Steven Drizin, clinical professor at Northwestern University School of Law in Chicago commented on the recent decisions in New York, noting that “[t]he court did not set any hard and fast rules, but it did issue some clear warnings that these tactics will be scrutinized closely in future.” He explained that until now “[t]here’s been too much deference given to police officers, and they’re accustomed to having free rein with suspects behind interrogation doors.”
- Elizabeth Barber, How much can police lie to suspects?

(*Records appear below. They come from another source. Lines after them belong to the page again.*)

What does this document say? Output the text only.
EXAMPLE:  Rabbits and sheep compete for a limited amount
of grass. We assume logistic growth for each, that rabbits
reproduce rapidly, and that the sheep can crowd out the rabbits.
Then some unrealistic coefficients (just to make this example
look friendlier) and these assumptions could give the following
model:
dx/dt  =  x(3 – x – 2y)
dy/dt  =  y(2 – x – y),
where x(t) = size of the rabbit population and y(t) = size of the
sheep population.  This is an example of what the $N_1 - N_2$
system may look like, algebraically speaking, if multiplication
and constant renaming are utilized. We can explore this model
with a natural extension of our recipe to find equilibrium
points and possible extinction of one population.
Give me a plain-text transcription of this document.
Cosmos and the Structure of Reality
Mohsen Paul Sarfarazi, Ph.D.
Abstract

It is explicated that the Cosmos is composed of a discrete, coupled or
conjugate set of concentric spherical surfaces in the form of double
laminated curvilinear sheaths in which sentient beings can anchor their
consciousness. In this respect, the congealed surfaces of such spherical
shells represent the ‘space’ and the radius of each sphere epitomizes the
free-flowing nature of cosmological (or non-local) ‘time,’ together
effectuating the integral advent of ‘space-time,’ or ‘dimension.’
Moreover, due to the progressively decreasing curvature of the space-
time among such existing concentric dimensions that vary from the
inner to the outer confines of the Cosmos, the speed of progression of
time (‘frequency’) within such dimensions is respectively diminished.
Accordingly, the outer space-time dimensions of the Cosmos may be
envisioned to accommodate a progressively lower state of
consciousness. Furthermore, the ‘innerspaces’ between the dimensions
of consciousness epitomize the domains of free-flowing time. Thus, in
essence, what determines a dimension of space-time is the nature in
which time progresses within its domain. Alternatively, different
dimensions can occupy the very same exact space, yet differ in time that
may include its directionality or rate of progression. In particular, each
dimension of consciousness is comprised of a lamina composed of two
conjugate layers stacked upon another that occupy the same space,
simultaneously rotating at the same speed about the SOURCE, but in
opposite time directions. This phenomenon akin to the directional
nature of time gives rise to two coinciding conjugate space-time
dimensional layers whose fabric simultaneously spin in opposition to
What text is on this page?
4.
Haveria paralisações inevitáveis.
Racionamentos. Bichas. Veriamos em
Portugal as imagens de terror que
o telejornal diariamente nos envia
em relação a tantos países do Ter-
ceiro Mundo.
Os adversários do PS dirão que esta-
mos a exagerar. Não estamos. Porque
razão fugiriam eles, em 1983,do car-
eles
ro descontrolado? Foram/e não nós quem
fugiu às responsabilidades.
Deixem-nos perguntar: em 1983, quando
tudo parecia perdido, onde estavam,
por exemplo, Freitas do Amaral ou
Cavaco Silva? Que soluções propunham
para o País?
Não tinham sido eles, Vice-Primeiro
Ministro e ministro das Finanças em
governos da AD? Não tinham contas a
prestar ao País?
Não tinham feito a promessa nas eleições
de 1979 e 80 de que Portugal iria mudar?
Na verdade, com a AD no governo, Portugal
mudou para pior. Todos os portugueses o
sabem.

N.Y. rulings suggest there’s a limit, The Christian Science Monitor (February 21, 2014).
- Innocence Project, Understand the Causes: False Confessions, (last visited March 24, 2014).
- People v. Aveni, 100 A.D.3d 228 (2d Dep’t 2012).
- People v. Aveni, 2014 WL 641511 (N.Y. Feb. 20, 2014).
- People v. Thomas, 2014 WL 641516 (N.Y Feb. 20, 2014).
- United States v. Bell, 367 F.3d 452 (5th Cir. 2004).
- McNeil v. Wisconsin, 501 U.S. 171 (1991).
- State v. Schumacher, 37 P.3d 6 (Idaho Ct. App. 2001).
- N.Y. Crim. Proc. Law § 60.45 [b][i] (McKinney 2009).